The study paints a futuristic “network” of viruses that jump from species to species and grow as the planet warms.

“Today we have simple and fast methods of investigation that allow us to respond quickly to the emergence of new viruses”, assures Mark Elliott of the Pasteur Institute. “We are able to develop vaccines very quickly”, as we have seen with Covid-19.

“get ready”

but “A whole line of new diseases could emerge, potentially dangerous. We have to be prepared,” Professor Eric Favre, a specialist in veterinary infectious diseases at the University of Liverpool (United Kingdom) and the International Livestock Research Institute (Kenya), warned.

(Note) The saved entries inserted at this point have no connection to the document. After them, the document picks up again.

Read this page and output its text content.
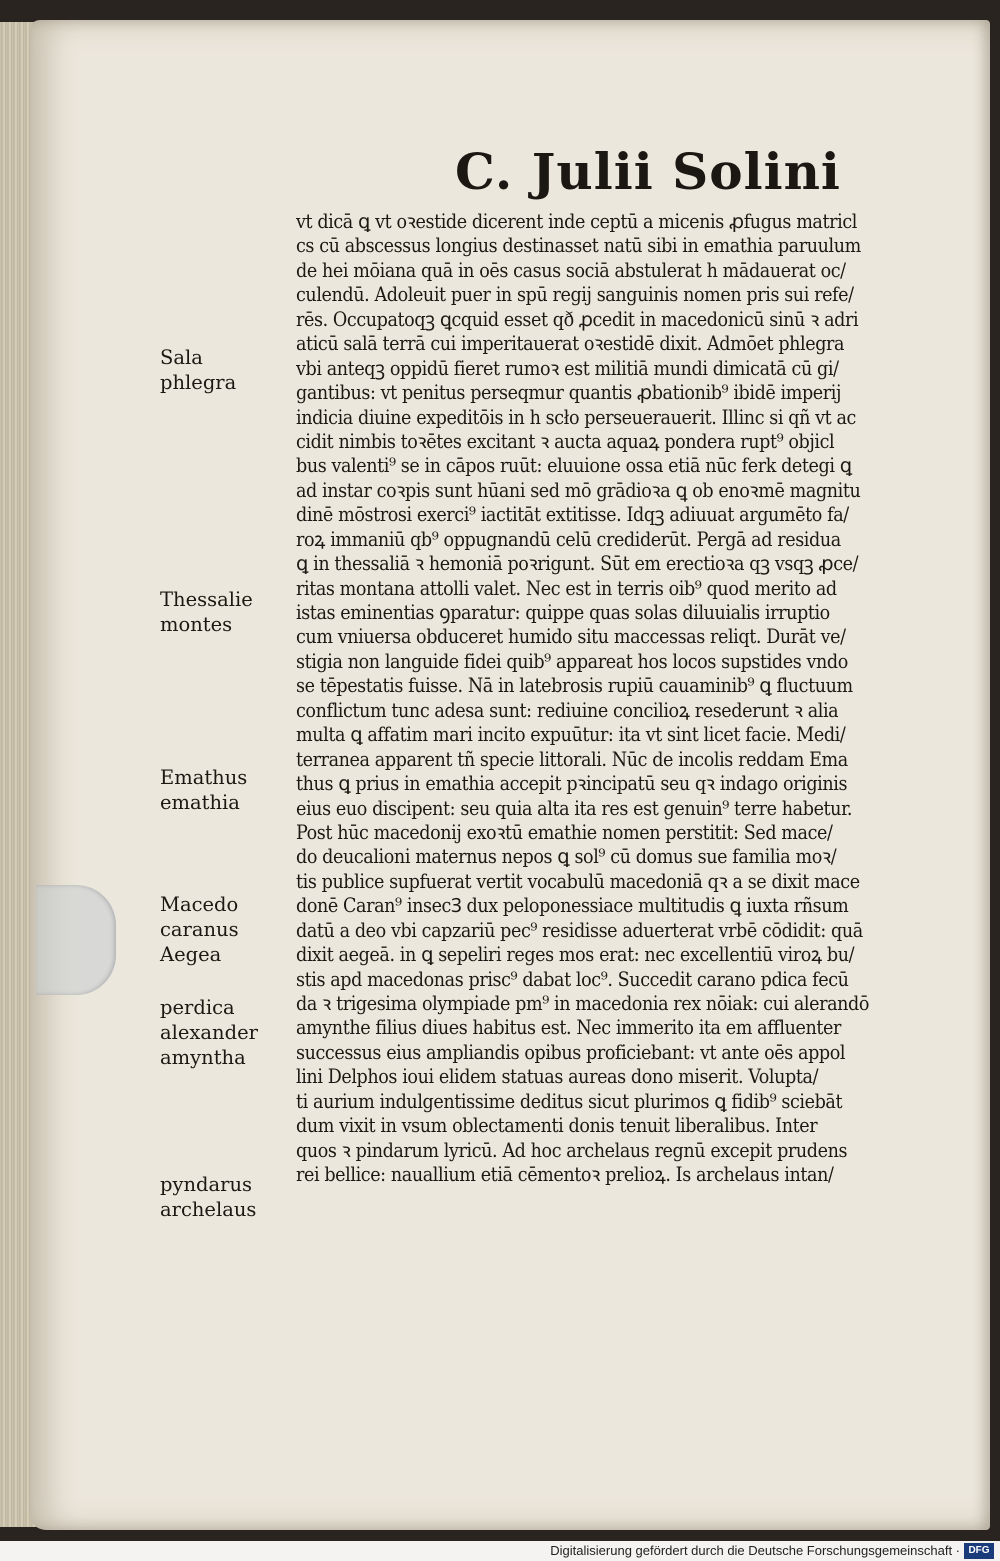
C. Julii Solini
vt dicā ꝗ vt oꝛestide dicerent inde ceptū a micenis ꝓfugus matricl
cs cū abscessus longius destinasset natū sibi in emathia paruulum
de hei mōiana quā in oēs casus sociā abstulerat h mādauerat oc/
culendū. Adoleuit puer in spū regij sanguinis nomen pris sui refe/
rēs. Occupatoqꝫ ꝗcquid esset qð ꝓcedit in macedonicū sinū ꝛ adri
aticū salā terrā cui imperitauerat oꝛestidē dixit. Admōet phlegra
vbi anteqꝫ oppidū fieret rumoꝛ est militiā mundi dimicatā cū gi/
gantibus: vt penitus perseqmur quantis ꝓbationib⁹ ibidē imperij
indicia diuine expeditōis in h scło perseuerauerit. Illinc si qñ vt ac
cidit nimbis toꝛētes excitant ꝛ aucta aquaꝝ pondera rupt⁹ objicl
bus valenti⁹ se in cāpos ruūt: eluuione ossa etiā nūc ferk detegi ꝗ
ad instar coꝛpis sunt hūani sed mō grādioꝛa ꝗ ob enoꝛmē magnitu
dinē mōstrosi exerci⁹ iactitāt extitisse. Idqꝫ adiuuat argumēto fa/
roꝝ immaniū qb⁹ oppugnandū celū crediderūt. Pergā ad residua
ꝗ in thessaliā ꝛ hemoniā poꝛrigunt. Sūt em erectioꝛa qꝫ vsqꝫ ꝓce/
ritas montana attolli valet. Nec est in terris oib⁹ quod merito ad
istas eminentias ꝯparatur: quippe quas solas diluuialis irruptio
cum vniuersa obduceret humido situ maccessas reliqt. Durāt ve/
stigia non languide fidei quib⁹ appareat hos locos supstides vndo
se tēpestatis fuisse. Nā in latebrosis rupiū cauaminib⁹ ꝗ fluctuum
conflictum tunc adesa sunt: rediuine concilioꝝ resederunt ꝛ alia
multa ꝗ affatim mari incito expuūtur: ita vt sint licet facie. Medi/
terranea apparent tñ specie littorali. Nūc de incolis reddam Ema
thus ꝗ prius in emathia accepit pꝛincipatū seu qꝛ indago originis
eius euo discipent: seu quia alta ita res est genuin⁹ terre habetur.
Post hūc macedonij exoꝛtū emathie nomen perstitit: Sed mace/
do deucalioni maternus nepos ꝗ sol⁹ cū domus sue familia moꝛ/
tis publice supfuerat vertit vocabulū macedoniā qꝛ a se dixit mace
donē Caran⁹ insecꝪ dux peloponessiace multitudis ꝗ iuxta rñsum
datū a deo vbi capzariū pec⁹ residisse aduerterat vrbē cōdidit: quā
dixit aegeā. in ꝗ sepeliri reges mos erat: nec excellentiū viroꝝ bu/
stis apd macedonas prisc⁹ dabat loc⁹. Succedit carano pdica fecū
da ꝛ trigesima olympiade pm⁹ in macedonia rex nōiak: cui alerandō
amynthe filius diues habitus est. Nec immerito ita em affluenter
successus eius ampliandis opibus proficiebant: vt ante oēs appol
lini Delphos ioui elidem statuas aureas dono miserit. Volupta/
ti aurium indulgentissime deditus sicut plurimos ꝗ fidib⁹ sciebāt
dum vixit in vsum oblectamenti donis tenuit liberalibus. Inter
quos ꝛ pindarum lyricū. Ad hoc archelaus regnū excepit prudens
rei bellice: nauallium etiā cēmentoꝛ prelioꝝ. Is archelaus intan/
Sala
phlegra
Thessalie
montes
Emathus
emathia
Macedo
caranus
Aegea
perdica
alexander
amyntha
pyndarus
archelaus
Digitalisierung gefördert durch die Deutsche Forschungsgemeinschaft · DFG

This means, according to him, “an emphasis on the public health of the population” in the most remote areas. “Better study the ecology of these natural areas to understand how different species interact”.

Since the beginning of the 2000s, the concept of “One Health” has been put forward: it promotes a multidisciplinary and global approach to health problems with close links between human health, animals and the environment. Global environmental conditions.

France also launched the international initiative “Prezod” in 2021, which aims to prevent the risk of zoonotic outbreaks and epidemics by strengthening cooperation with the most affected regions of the world.